Cerca de las 10:00h, una vez han dejado a Daisy en casa, con la rubia abrazándose a sus padres para darles las gracias por lo que han hecho por ella, la pareja de inspectores se ha reunido nuevamente con Ellie Miller en la comisaría de policía. Les ha comentado cómo es que, con la lista de datos que ha recabado ella del taller del mecánico, al preguntarle a Laura Benson si conoce la compañía, ésta ha afirmado dicha información. De ahí la coincidencia que deben investigar, pues ahora a Jim Atwood se lo puede relacionar no solo con la agresión de Trish Winterman por haberse acostado con ella anteriormente, habiéndose encontrado además muestras de su ADN en ella, sino con la agresión de Laura Benson, al haber acudido en su ayuda, prestándole sus servicios antes de la agresión. Ese es el motivo que los ha llevado a subirse en el coche de la veterana agente de policía de cabello castaño, dirigiéndose hacia la residencia de los Atwood. Han preguntado en el taller, y los subordinados del marido de Cath les han asegurado que ha ido a su casa. Por el camino Ellie no ha podido evitar advertir que el humor y el ademán de sus dos amigos y futuros cónyuges ha aumentado significativamente, lo que solo pude significar una cosa: ha pasado algo bueno. Y espera que tenga que ver con Daisy, porque se merecen vivir todos juntos allí, como una gran familia feliz. Y no lo piensa solo porque vaya a ser la madrina del bebé que viene en camino.

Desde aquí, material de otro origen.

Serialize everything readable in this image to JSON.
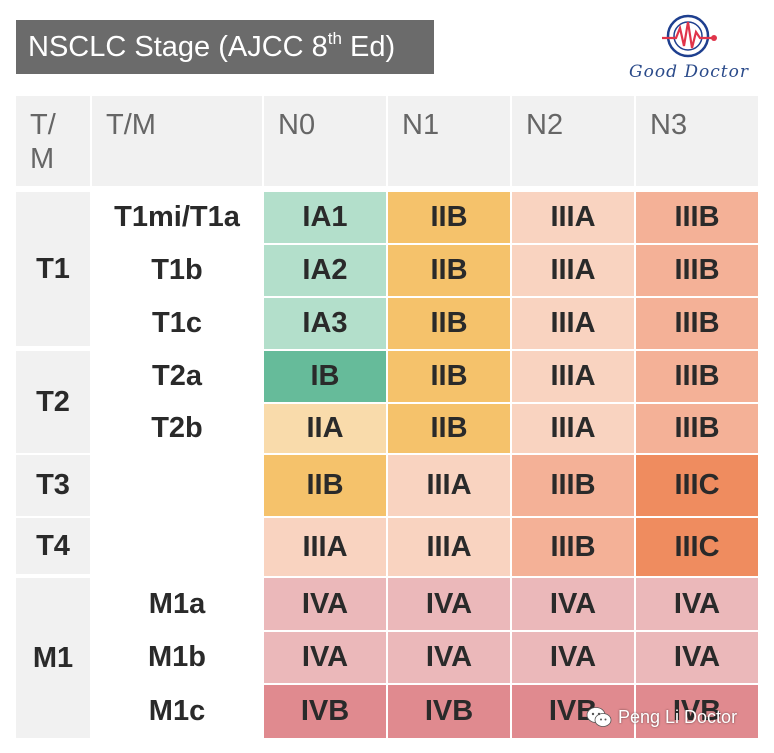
{
  "title": {
    "main": "NSCLC Stage (AJCC 8",
    "sup": "th",
    "tail": " Ed)"
  },
  "logo": {
    "text": "Good Doctor",
    "icon": "heartbeat-stethoscope-icon"
  },
  "watermark": {
    "text": "Peng Li Doctor",
    "icon": "wechat-icon"
  },
  "header": {
    "tm1": "T/\nM",
    "tm2": "T/M",
    "n0": "N0",
    "n1": "N1",
    "n2": "N2",
    "n3": "N3"
  },
  "groups": {
    "t1": "T1",
    "t2": "T2",
    "t3": "T3",
    "t4": "T4",
    "m1": "M1"
  },
  "rows": [
    {
      "sub": "T1mi/T1a",
      "stages": [
        "IA1",
        "IIB",
        "IIIA",
        "IIIB"
      ]
    },
    {
      "sub": "T1b",
      "stages": [
        "IA2",
        "IIB",
        "IIIA",
        "IIIB"
      ]
    },
    {
      "sub": "T1c",
      "stages": [
        "IA3",
        "IIB",
        "IIIA",
        "IIIB"
      ]
    },
    {
      "sub": "T2a",
      "stages": [
        "IB",
        "IIB",
        "IIIA",
        "IIIB"
      ]
    },
    {
      "sub": "T2b",
      "stages": [
        "IIA",
        "IIB",
        "IIIA",
        "IIIB"
      ]
    },
    {
      "sub": "",
      "stages": [
        "IIB",
        "IIIA",
        "IIIB",
        "IIIC"
      ]
    },
    {
      "sub": "",
      "stages": [
        "IIIA",
        "IIIA",
        "IIIB",
        "IIIC"
      ]
    },
    {
      "sub": "M1a",
      "stages": [
        "IVA",
        "IVA",
        "IVA",
        "IVA"
      ]
    },
    {
      "sub": "M1b",
      "stages": [
        "IVA",
        "IVA",
        "IVA",
        "IVA"
      ]
    },
    {
      "sub": "M1c",
      "stages": [
        "IVB",
        "IVB",
        "IVB",
        "IVB"
      ]
    }
  ],
  "stage_colors": {
    "IA1": "#b3dfcb",
    "IA2": "#b3dfcb",
    "IA3": "#b3dfcb",
    "IB": "#66bb9a",
    "IIA": "#f9dbab",
    "IIB": "#f5c26b",
    "IIIA": "#f9d3c0",
    "IIIB": "#f4b197",
    "IIIC": "#ef8c5f",
    "IVA": "#ebb8ba",
    "IVB": "#e08a8f"
  }
}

—Solo digo que es mucha comida para un fin de semana —escuchan decir a Jim Atwood en un tono bromista, contemplándolo cargar con las bolsas de la compra en sus manos, una vez se apean del vehículo de Miller.

—¡No es mucho...! —niega Cath en un tono animado, antes de que su expresión divertida, al verlo cargar con tantas bolsas, se borre de un plumazo al aseverar con sus ojos cómo los inspectores a cargo del caso de Trish aparecen literalmente en la puerta de su casa, con expresiones además, nada agradables en el rostro.

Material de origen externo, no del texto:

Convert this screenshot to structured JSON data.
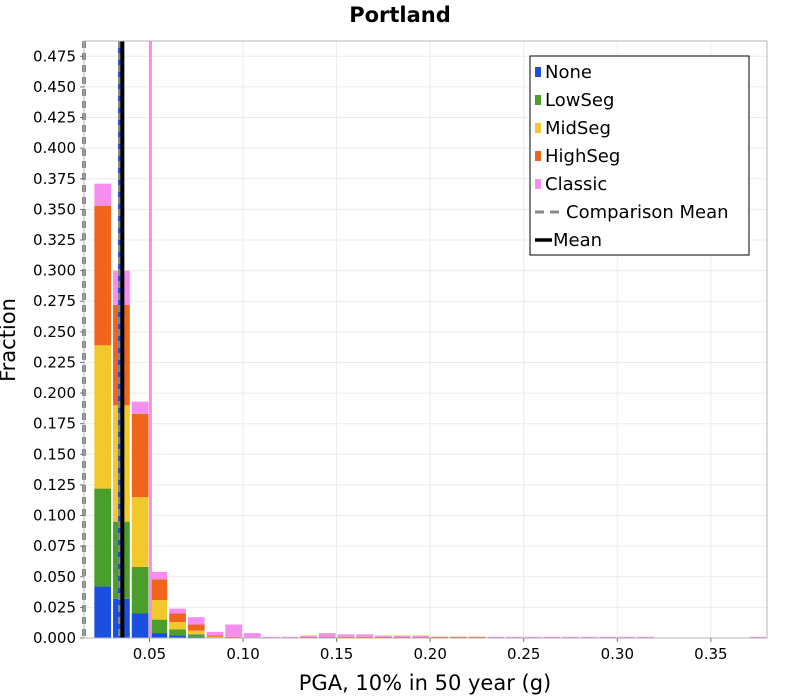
{
  "chart_data": {
    "type": "bar",
    "subtype": "stacked-histogram",
    "title": "Portland",
    "xlabel": "PGA, 10% in 50 year (g)",
    "ylabel": "Fraction",
    "xlim": [
      0.015,
      0.38
    ],
    "ylim": [
      0,
      0.4875
    ],
    "bin_width": 0.01,
    "bin_centers": [
      0.025,
      0.035,
      0.045,
      0.055,
      0.065,
      0.075,
      0.085,
      0.095,
      0.105,
      0.115,
      0.125,
      0.135,
      0.145,
      0.155,
      0.165,
      0.175,
      0.185,
      0.195,
      0.205,
      0.215,
      0.225,
      0.235,
      0.245,
      0.255,
      0.265,
      0.275,
      0.285,
      0.295,
      0.305,
      0.315,
      0.325,
      0.335,
      0.345,
      0.355,
      0.365,
      0.375
    ],
    "series": [
      {
        "name": "None",
        "color": "#1a4fe0",
        "values": [
          0.042,
          0.032,
          0.02,
          0.004,
          0.002,
          0.001,
          0,
          0,
          0,
          0,
          0,
          0,
          0,
          0,
          0,
          0,
          0,
          0,
          0,
          0,
          0,
          0,
          0,
          0,
          0,
          0,
          0,
          0,
          0,
          0,
          0,
          0,
          0,
          0,
          0,
          0
        ]
      },
      {
        "name": "LowSeg",
        "color": "#4a9e2a",
        "values": [
          0.08,
          0.063,
          0.038,
          0.011,
          0.005,
          0.002,
          0,
          0,
          0,
          0,
          0,
          0,
          0,
          0,
          0,
          0,
          0,
          0,
          0,
          0,
          0,
          0,
          0,
          0,
          0,
          0,
          0,
          0,
          0,
          0,
          0,
          0,
          0,
          0,
          0,
          0
        ]
      },
      {
        "name": "MidSeg",
        "color": "#f2c82a",
        "values": [
          0.117,
          0.095,
          0.057,
          0.016,
          0.006,
          0.003,
          0.001,
          0,
          0,
          0,
          0,
          0,
          0,
          0,
          0,
          0,
          0,
          0,
          0,
          0,
          0,
          0,
          0,
          0,
          0,
          0,
          0,
          0,
          0,
          0,
          0,
          0,
          0,
          0,
          0,
          0
        ]
      },
      {
        "name": "HighSeg",
        "color": "#f0651e",
        "values": [
          0.114,
          0.082,
          0.068,
          0.017,
          0.007,
          0.005,
          0.001,
          0.001,
          0,
          0,
          0,
          0.001,
          0.001,
          0.001,
          0.001,
          0.001,
          0.001,
          0.001,
          0.001,
          0.001,
          0.001,
          0,
          0,
          0,
          0,
          0,
          0,
          0,
          0,
          0,
          0,
          0,
          0,
          0,
          0,
          0
        ]
      },
      {
        "name": "Classic",
        "color": "#f58ef0",
        "values": [
          0.018,
          0.028,
          0.01,
          0.006,
          0.004,
          0.006,
          0.003,
          0.01,
          0.004,
          0.001,
          0.001,
          0.001,
          0.003,
          0.002,
          0.002,
          0.001,
          0.001,
          0.001,
          0,
          0,
          0,
          0.001,
          0.001,
          0.001,
          0.001,
          0.001,
          0.001,
          0.001,
          0.001,
          0.001,
          0,
          0,
          0,
          0,
          0,
          0.001
        ]
      }
    ],
    "vlines": [
      {
        "name": "Comparison Mean",
        "style": "dashed",
        "color": "#888888",
        "x": 0.034
      },
      {
        "name": "Mean",
        "style": "solid",
        "color": "#000000",
        "x": 0.0355
      },
      {
        "name": "None mean",
        "style": "solid",
        "color": "#1a4fe0",
        "x": 0.034
      },
      {
        "name": "LowSeg mean",
        "style": "solid",
        "color": "#4a9e2a",
        "x": 0.0345
      },
      {
        "name": "MidSeg mean",
        "style": "solid",
        "color": "#f2c82a",
        "x": 0.0348
      },
      {
        "name": "HighSeg mean",
        "style": "solid",
        "color": "#f0651e",
        "x": 0.0352
      },
      {
        "name": "Classic mean",
        "style": "solid",
        "color": "#f58ef0",
        "x": 0.0505
      }
    ],
    "left_edge_dashed": {
      "color": "#888888"
    },
    "x_ticks": [
      0.05,
      0.1,
      0.15,
      0.2,
      0.25,
      0.3,
      0.35
    ],
    "x_tick_labels": [
      "0.05",
      "0.10",
      "0.15",
      "0.20",
      "0.25",
      "0.30",
      "0.35"
    ],
    "y_ticks": [
      0,
      0.025,
      0.05,
      0.075,
      0.1,
      0.125,
      0.15,
      0.175,
      0.2,
      0.225,
      0.25,
      0.275,
      0.3,
      0.325,
      0.35,
      0.375,
      0.4,
      0.425,
      0.45,
      0.475
    ],
    "y_tick_labels": [
      "0.000",
      "0.025",
      "0.050",
      "0.075",
      "0.100",
      "0.125",
      "0.150",
      "0.175",
      "0.200",
      "0.225",
      "0.250",
      "0.275",
      "0.300",
      "0.325",
      "0.350",
      "0.375",
      "0.400",
      "0.425",
      "0.450",
      "0.475"
    ],
    "grid": true,
    "legend_position": "top-right",
    "legend": [
      {
        "label": "None",
        "kind": "swatch",
        "color": "#1a4fe0"
      },
      {
        "label": "LowSeg",
        "kind": "swatch",
        "color": "#4a9e2a"
      },
      {
        "label": "MidSeg",
        "kind": "swatch",
        "color": "#f2c82a"
      },
      {
        "label": "HighSeg",
        "kind": "swatch",
        "color": "#f0651e"
      },
      {
        "label": "Classic",
        "kind": "swatch",
        "color": "#f58ef0"
      },
      {
        "label": "Comparison Mean",
        "kind": "dashed",
        "color": "#888888"
      },
      {
        "label": "Mean",
        "kind": "line",
        "color": "#000000"
      }
    ]
  }
}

—Entra en casa, Cath —le pide el mecánico a su mujer tras carraspear y rodar los ojos, pues después de la visita de la Inspectora Miller a su lugar de trabajo esperaba que, tarde o temprano, vinieran a hablar con él sobre sus servicios de atención en carretera.

—No.

—¿No pueden dejarnos en paz?

—Tenemos preguntas nuevas —asevera la brillante y sagaz analista del comportamiento en un tono factual, habiéndose cruzado de brazos, antes de posar su mirada cerúlea en las bolsas que el mecánico, y ahora sospechoso, lleva en ambas manos—. Pero antes de eso... ¿Les importaría dejar las compras en casa? No es buena idea abandonarlas a la intemperie con este sol de justicia —utiliza adrede ese juego de palabras con el fin de poner algo nervioso al marido de la mujer rubia, y parece funcionar, pues palidece ligeramente ante sus palabras, y traga saliva, incómodo.

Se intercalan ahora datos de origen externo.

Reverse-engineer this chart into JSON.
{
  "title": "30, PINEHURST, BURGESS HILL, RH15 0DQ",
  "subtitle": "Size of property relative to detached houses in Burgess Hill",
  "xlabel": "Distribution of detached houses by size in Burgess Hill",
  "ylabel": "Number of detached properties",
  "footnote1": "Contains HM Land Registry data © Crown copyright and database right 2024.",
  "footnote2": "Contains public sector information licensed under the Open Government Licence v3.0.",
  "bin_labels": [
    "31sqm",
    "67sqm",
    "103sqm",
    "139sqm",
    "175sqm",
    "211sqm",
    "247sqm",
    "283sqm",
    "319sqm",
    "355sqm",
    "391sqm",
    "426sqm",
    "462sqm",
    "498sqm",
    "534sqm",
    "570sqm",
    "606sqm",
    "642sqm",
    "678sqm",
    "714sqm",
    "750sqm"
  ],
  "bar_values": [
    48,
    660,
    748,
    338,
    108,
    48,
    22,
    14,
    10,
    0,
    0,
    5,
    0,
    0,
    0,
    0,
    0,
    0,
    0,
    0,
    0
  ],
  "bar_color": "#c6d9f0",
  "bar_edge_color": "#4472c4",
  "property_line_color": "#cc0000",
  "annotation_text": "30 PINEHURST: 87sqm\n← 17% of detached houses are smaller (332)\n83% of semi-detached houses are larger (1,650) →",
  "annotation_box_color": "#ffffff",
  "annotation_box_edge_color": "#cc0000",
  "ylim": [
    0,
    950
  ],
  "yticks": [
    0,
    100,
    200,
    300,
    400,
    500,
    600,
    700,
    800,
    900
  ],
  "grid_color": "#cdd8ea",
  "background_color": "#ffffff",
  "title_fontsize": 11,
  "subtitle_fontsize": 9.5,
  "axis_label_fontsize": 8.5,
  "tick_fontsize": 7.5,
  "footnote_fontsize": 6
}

Cuando se ha asegurado de que sus hijas han desayunado finalmente algo con fundamento, Beth suspira con pesadez: tiene que hablar con Mark, hacerle ver que puede salir de esta rueda autodestructiva, porque ella comprende lo que es pasar por una depresión. Sí, puede que ella no estuviese tanto tiempo metida en ella porque encontró un propósito por el que seguir viviendo, pero eso no quita que no pueda empatizar con él y hacerlo razonar. Necesita evaluar en qué estado se encuentra, y qué deben hacer para asegurarse de que no vuelve a intentar quitarse la vida. Primero de todo, deben llevarlo a un lugar tranquilo y seguro, para que recobre no solo la fuera física, sino la mental. Y para ello, tiene que hacer un esfuerzo por buscar la voluntad de curarse.

—¿Estás bien, Mamá? —pregunta Chloe en un tono preocupado, pues la ha notado muy callada desde que han bajado a desayunar a la cafetería.

Mientras desayunaban de hecho, ha recibido un mensaje de Daisy, diciéndole que va a quedarse en Broadchurch, que sus padres han intervenido y les han dado un tirón de orejas a los responsables de difundir su foto. Al menos hay una noticia capaz de alegrarle el día, o eso piensa la rubia.

—Sí, tranquila —responde Beth mientras asiente lentamente, entregándole a la infante a los pocos segundos—. ¿Te importa esperar aquí con Lizzie mientras hablo con tu padre? —le pregunta con un tono confidente, pues lo que tiene que discurrir con Mark no es algo que deban escuchar sus hijas—. Prometo no tardar demasiado —añade con cariño, besando las frentes de sus hijas, quienes la contemplan con gran amor y adoración.

—Mamá —Chloe la llama, y ella detiene su caminar hacia los ascensores de la segunda planta, donde se encuentra la habitación de su marido—. ¿Por qué no somos suficiente?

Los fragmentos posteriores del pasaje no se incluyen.